UI alumnus returning to C-U in lead of "Drowsy Chaperone"

UI alumnus returning to C-U in lead of "Drowsy Chaperone"

The last time Roberto Carrasco sang at the University of Illinois, he performed as a grad student at Krannert Center for the Performing Arts.

Ten years later, he is taking on a much larger venue: Assembly Hall, where he will be a lead role in "The Drowsy Chaperone," the last installment of this season's News-Gazette Broadway Series and a musical Carrasco describes as "extremely witty and clever, and very, very original." The production will be at 7:30 p.m. Friday.

"The show is one of the funniest shows I've ever seen," he said.

A Tony Award-winning homage to all things grand and grandly silly about musicals and vaudeville, "The Drowsy Chaperone" takes place in modern times – sort of. A "Man in Chair" (that's his character name) sits in his apartment, and "he's feeling kind of blue," Carrasco said. The man puts on a record of a 1928 musical, and a show begins to play out in front of him.

In the musical, Carrasco plays a "silent film star, world-class alchoholic and self-proclaimed ladies man," he said. "It's very hilarious. If I could describe my hair to you, I have a big black pompadour with a huge white streak ... I walk on stage, and people just laugh. It's a very fun role to do."

His lothario, Aldolpho, is coerced to woo an actress out of marrying, as the actress' producer fears his shows will fail if their star retires from showbiz.

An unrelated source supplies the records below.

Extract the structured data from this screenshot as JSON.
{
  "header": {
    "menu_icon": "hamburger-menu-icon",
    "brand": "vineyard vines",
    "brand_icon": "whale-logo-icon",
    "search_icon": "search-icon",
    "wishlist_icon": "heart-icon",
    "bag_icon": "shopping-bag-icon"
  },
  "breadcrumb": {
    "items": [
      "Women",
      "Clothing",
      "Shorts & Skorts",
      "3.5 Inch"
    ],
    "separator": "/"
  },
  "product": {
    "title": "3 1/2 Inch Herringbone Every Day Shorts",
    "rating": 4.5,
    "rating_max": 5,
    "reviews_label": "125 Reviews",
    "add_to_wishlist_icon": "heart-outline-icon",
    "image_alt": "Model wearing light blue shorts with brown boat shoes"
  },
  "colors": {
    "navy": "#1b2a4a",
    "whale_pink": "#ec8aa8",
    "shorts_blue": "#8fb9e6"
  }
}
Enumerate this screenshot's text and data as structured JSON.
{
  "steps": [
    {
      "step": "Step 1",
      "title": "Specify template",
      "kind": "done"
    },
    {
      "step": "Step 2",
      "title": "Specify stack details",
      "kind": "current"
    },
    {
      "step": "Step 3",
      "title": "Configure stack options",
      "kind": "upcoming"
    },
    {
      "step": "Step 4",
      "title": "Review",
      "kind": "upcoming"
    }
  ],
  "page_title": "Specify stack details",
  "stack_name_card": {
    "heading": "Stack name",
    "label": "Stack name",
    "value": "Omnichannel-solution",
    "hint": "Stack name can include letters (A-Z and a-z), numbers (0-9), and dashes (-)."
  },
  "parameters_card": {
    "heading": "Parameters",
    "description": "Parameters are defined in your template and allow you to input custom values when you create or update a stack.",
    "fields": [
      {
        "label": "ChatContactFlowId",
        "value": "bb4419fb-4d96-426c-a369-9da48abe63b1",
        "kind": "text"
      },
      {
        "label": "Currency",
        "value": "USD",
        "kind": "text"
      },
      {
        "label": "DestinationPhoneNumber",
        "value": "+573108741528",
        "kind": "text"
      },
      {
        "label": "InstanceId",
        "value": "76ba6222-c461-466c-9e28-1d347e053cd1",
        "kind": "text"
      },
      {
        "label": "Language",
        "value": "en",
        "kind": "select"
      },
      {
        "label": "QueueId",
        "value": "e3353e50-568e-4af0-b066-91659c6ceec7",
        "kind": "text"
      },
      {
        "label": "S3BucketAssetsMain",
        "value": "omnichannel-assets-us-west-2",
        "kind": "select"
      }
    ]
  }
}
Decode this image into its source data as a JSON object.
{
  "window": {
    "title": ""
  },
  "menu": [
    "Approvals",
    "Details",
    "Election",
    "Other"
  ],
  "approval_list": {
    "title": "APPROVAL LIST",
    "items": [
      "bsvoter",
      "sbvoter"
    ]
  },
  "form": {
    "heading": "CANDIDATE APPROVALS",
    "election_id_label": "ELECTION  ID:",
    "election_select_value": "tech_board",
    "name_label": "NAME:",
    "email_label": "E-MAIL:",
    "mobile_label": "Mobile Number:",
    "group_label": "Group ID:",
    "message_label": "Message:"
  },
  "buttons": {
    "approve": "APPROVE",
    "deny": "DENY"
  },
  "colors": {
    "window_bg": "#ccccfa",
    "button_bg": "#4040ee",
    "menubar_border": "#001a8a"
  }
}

But plans don't go according to plan in vaudeville. "I basically seduce the wrong woman," Carrasco said.

Meanwhile, the Man in Chair watches the wit and slapstick action. "Whenever he puts on the record, then the musical comes to life. He's on stage the whole time watching it," Carrasco said. "He'll lift the needle off the record, and we'll freeze."

The sitting man will also inject his own opinions into the action on the stage. "He'll talk through the show, give character history or personal commentary, 'Oh, I hate this scene, or I love this scene,'" Carrasco said. "The record will skip, and we actually have to actually act and skip."

The hijinks add up to plenty of fun, he said – nothing long, slow or nap-inducing for audiences.

"What I hope, especially during the economic times," Carrasco said, "(is that) they just really have a great time, and they just really have a great laugh. What I hope they get is an appreciation for theater. The show appeals to people who love musical theater and who have never seen musical theater."

For Carrasco, his 60th-odd performance as Aldolpho marks the 1999 UI grad's first return trip to Champaign-Urbana since graduation, "my little 10-year reunion," he joked.

So where does he hope to go in his time off? Back to the beginning.

"If I can, I definitely want to go to Krannert Performing Arts Center," he said, calling the visit "a little of a nostalgic journey."

"The Drowsy Chaperone" will also mark Carrasco's first national tour with a musical, after performances with the Boston Pops and in operas. And thankfully, he said, he's in a good one.

"The musical's so full of life. It's constantly evolving. It's never dull or drudgery," he said. "You know it can happen, but not in this show. All of the cast will agree. We all have a blast."